Si è spento ieri a 94 anni Giulio Andreotti. Politico, scrittore e giornalista, ha ricoperto per ben sette volte la carica di Presidente del Consiglio, per otto volte è stato Ministro della Difesa, cinque Ministro degli Esteri, tre Ministro delle Partecipazioni Statali e ancora due volte Ministro delle Finanze, del Bilancio e dell’Industria. Questo il ritratto dell’Andreotti politico, uno dei principali esponenti della Democrazia Cristiana e probabilmente il più grande protagonista della vita politica del Paese durante la Prima Repubblica; forse però non tutti sanno che l’onorevole Andreotti è stato anche un profondo appassionato di sport. E’ stato infatti presidente del comitato organizzatore delle Olimpiadi di Roma nel 1960, e soprattutto della Roma intesa come squadra di calcio è stato un appassionato e competente tifoso, al punto che nel 2003 gli fu concessa la carica di presidente onorario del Roma Club Montecitorio, fondato proprio in quell’anno. Un club che andava oltre le divergenze politiche, unito nella fede per i colori giallorossi: vi facevano parte onorevoli deputati, giornalisti parlamentari e dipendenti in servizio e in quiescenza della Camera dei deputati. Dalla fondazione del club la carica di presidente, confermata due mesi fa ancora una volta, è stata assegnata all’onorevole Paolo Cento, che in esclusiva a Ilsussidiario.net ha ricordato la figura dell’Andreotti tifoso e appassionato di sport.



Onorevole, che ricordo ha del Giulio Andreotti romanista? Fin dal giorno della fondazione del Roma Club Montecitorio, di cui abbiamo festeggiato il decennale proprio qualche settimana fa, ha accolto con grande entusiasmo e, devo dire, anche con grande dedizione la carica di presidente onorario che il club gli ha offerto. Quella scelta nasceva dalla particolarità del club, composto da molti parlamentari.

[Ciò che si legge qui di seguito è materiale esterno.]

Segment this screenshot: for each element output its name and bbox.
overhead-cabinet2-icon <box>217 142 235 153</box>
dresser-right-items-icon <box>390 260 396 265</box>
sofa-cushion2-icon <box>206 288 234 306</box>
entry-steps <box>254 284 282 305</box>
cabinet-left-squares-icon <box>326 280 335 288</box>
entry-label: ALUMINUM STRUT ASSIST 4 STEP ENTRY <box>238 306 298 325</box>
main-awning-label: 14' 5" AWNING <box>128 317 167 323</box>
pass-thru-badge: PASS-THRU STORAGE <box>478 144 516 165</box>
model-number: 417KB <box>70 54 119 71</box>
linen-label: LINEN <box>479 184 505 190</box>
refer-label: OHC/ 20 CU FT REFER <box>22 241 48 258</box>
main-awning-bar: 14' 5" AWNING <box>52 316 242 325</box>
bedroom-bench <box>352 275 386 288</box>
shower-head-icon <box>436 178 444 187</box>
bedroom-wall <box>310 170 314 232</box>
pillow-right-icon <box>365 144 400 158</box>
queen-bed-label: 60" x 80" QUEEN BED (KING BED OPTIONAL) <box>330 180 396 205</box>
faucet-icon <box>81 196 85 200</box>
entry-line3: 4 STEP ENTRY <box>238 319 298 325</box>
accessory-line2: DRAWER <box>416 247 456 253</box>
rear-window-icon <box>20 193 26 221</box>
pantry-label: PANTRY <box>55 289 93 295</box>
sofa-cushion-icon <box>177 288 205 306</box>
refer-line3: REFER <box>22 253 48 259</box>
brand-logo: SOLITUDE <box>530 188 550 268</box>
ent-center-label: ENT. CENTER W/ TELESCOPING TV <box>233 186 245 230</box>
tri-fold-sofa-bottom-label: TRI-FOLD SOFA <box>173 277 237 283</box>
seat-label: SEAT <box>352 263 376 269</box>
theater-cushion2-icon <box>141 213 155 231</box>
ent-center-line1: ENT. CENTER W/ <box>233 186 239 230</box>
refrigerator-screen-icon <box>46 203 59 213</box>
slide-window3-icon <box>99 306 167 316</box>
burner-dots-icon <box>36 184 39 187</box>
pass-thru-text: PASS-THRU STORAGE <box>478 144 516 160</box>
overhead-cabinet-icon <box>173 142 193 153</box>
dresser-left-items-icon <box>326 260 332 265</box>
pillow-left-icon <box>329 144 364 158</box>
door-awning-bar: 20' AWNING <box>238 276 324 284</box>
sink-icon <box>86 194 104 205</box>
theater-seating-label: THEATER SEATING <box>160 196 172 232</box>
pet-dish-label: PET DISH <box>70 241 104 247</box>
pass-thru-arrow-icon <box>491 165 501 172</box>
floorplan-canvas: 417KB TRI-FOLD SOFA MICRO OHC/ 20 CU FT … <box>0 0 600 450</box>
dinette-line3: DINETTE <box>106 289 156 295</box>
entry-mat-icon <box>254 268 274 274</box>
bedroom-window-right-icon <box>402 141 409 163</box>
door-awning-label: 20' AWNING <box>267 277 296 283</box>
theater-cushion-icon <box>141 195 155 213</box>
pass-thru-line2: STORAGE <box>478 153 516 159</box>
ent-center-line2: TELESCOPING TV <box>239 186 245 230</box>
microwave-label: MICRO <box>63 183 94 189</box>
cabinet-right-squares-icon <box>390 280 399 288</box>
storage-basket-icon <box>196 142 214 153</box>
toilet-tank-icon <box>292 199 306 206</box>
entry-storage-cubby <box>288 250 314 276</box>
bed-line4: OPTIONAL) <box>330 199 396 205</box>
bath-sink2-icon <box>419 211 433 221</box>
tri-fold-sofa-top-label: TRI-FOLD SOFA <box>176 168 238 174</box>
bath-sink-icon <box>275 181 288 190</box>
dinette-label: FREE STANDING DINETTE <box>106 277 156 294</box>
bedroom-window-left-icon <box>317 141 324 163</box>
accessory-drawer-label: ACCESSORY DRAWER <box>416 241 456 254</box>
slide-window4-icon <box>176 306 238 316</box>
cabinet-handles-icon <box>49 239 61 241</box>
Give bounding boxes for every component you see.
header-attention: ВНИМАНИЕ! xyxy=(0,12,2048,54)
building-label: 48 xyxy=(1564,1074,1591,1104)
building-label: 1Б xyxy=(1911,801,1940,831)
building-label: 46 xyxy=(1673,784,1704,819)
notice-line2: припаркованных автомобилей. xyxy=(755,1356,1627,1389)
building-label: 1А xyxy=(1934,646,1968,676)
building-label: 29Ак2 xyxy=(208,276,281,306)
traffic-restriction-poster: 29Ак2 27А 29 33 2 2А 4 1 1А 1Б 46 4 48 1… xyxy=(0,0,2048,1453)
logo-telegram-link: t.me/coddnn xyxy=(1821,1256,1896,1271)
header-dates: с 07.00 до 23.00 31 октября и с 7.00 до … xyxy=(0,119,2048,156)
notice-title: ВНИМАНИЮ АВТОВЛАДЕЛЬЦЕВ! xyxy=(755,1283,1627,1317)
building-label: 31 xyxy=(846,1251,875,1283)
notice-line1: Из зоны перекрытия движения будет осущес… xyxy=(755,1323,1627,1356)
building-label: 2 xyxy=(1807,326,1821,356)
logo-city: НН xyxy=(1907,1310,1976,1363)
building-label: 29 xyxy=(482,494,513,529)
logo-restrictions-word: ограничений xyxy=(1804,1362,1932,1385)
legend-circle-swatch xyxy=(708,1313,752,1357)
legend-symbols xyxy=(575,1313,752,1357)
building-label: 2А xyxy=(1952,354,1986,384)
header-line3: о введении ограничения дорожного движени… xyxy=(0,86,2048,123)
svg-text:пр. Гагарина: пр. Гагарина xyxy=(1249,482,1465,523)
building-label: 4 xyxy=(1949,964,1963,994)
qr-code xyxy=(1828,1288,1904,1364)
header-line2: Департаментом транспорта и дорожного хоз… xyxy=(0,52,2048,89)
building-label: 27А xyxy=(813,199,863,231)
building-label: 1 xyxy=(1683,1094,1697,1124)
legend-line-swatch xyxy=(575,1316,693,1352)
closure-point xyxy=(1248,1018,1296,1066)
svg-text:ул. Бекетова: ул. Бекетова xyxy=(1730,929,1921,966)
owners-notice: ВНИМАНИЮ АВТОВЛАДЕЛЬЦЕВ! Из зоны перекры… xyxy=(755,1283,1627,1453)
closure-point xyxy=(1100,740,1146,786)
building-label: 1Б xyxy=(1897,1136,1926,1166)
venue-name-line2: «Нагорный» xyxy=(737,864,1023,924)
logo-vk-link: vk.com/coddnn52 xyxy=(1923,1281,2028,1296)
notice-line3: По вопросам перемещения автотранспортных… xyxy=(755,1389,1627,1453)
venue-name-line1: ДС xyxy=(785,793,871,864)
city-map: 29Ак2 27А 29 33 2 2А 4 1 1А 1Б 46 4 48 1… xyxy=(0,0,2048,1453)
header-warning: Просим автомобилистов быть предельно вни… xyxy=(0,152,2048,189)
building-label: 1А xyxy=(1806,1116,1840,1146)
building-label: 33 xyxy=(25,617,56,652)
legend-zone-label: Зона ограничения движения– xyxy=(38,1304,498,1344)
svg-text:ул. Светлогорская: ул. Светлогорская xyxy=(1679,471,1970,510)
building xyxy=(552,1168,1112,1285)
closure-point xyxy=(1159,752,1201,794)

Come è nata la scelta di Giulio Andreotti quale presidente onorario? Ci sembrava giusto riconoscere ad altre figure un ruolo importante anche se non importante. La Roma univa ciò che la politica divideva; questo capita anche oggi. In questi dieci anni il presidente Andreotti è stato sempre il primo a rinnovare la tessera di socio del Roma Club Montecitorio e a trovare le forme per essere presente a tutte le attività del club. C’è un episodio significativo a testimonianza di ciò.

Quale? Proprio ieri ho ripescato la lettera che il 23 aprile, quindi pochi giorni fa, Andreotti aveva inviato per scusarsi del fatto che, a causa delle sue condizioni già precarie, non poteva essere presente alla cena sociale del Roma Club Montecitorio, alla festa per il decennale; ma ci teneva a scusarsi, e nonostante fosse ormai al termine della sua vita aveva trovato la forza e il tempo di scriverci per salutare tutti i soci del club. 



Un aneddoto che fa capire tante cose… Sì, e che ora naturalmente assume tanti significati. Fa capire della passione che Giulio Andreotti aveva per la Roma: autentica, non come spesso accade oggi con i tifosi VIP che quando si vince si fanno vedere per avere visibilità; no, lui era un tifoso vero, da tempi non sospetti. La sua presenza però era sempre discreta: mai invadente. Parlare con lui della Roma faceva scorrere velocemente il tempo, e faceva venire meno le divergenze politiche tra me e lui. Ricordo un episodio particolare…

Prego. Gli consegnammo nel suo studio la tessera onoraria di presidente del Roma Club Montecitorio: nonostante le diatribe politiche di quegli anni, fummo accolti con gioia e parlammo di Roma in maniera assolutamente spontanea. 

Era un tifoso competente? Assolutamente: seguiva e si informava, non era il tifoso del risultato ma seguiva le vicende tecniche e i giocatori. C’è questa diceria sul suo intervento a bloccare il passaggio di Falcao all’Inter…

Appunto: quanto c’è di vero? 

Credo che molto sia leggenda: lui rispettava molto il calcio come passione, come ho detto non era invadente. Però, era molto competente: la sua ammirazione per giocatori come Falcao, Conti e Pruzzo è l’ammirazione di chi conosce la materia e non è semplicemente interessato al risultato. 

Si narra anche di un presunto “intervento” nello scudetto vinto dalla Roma nel 1983… All’epoca ero un giovanissimo, accanito tifoso: ero a Genova nella partita decisiva in cui la Roma con un pareggio si consacrò campione d’Italia… credo che ci fosse solo la passione del tifoso, se c’è una cosa di cui la Roma non ha beneficiato dal tifo di Andreotti è il rapporto con il potere.

Come mai? E’ vero che arrivò uno scudetto, ma gli anni Ottanta furono gli anni in cui almeno uno scudetto, quello del gol di Turone, fu sottratto ai giallorossi per un’interpretazione arbitraria, diciamo così: è letteratura calcistica, non solo tifo. La Roma non godette del potere politico, che a Roma non si è mai fatto sentire abbastanza come in altre città. Non dimentichiamo una cosa.

Quale? Dopo Dino Viola e la breve parentesi Ciarrapico è arrivato Franco Sensi, che ha fatto della lotta al potere calcistico del Nord una bandiera. Su questo, la Roma non ha tratto giovamento dal fatto che Andreotti fosse un uomo di potere. E’ un modo per riconoscere la passione del presidente, che almeno quando vestiva i panni del tifoso si lasciava dietro il suo armamentario di potere. Di questo noi romanisti siamo contenti, perchè teniamo all’Andreotti tifoso.

Quello politico invece? Come dicevo ieri in un commento, si porta dietro tutte le ombre della Prima Repubblica.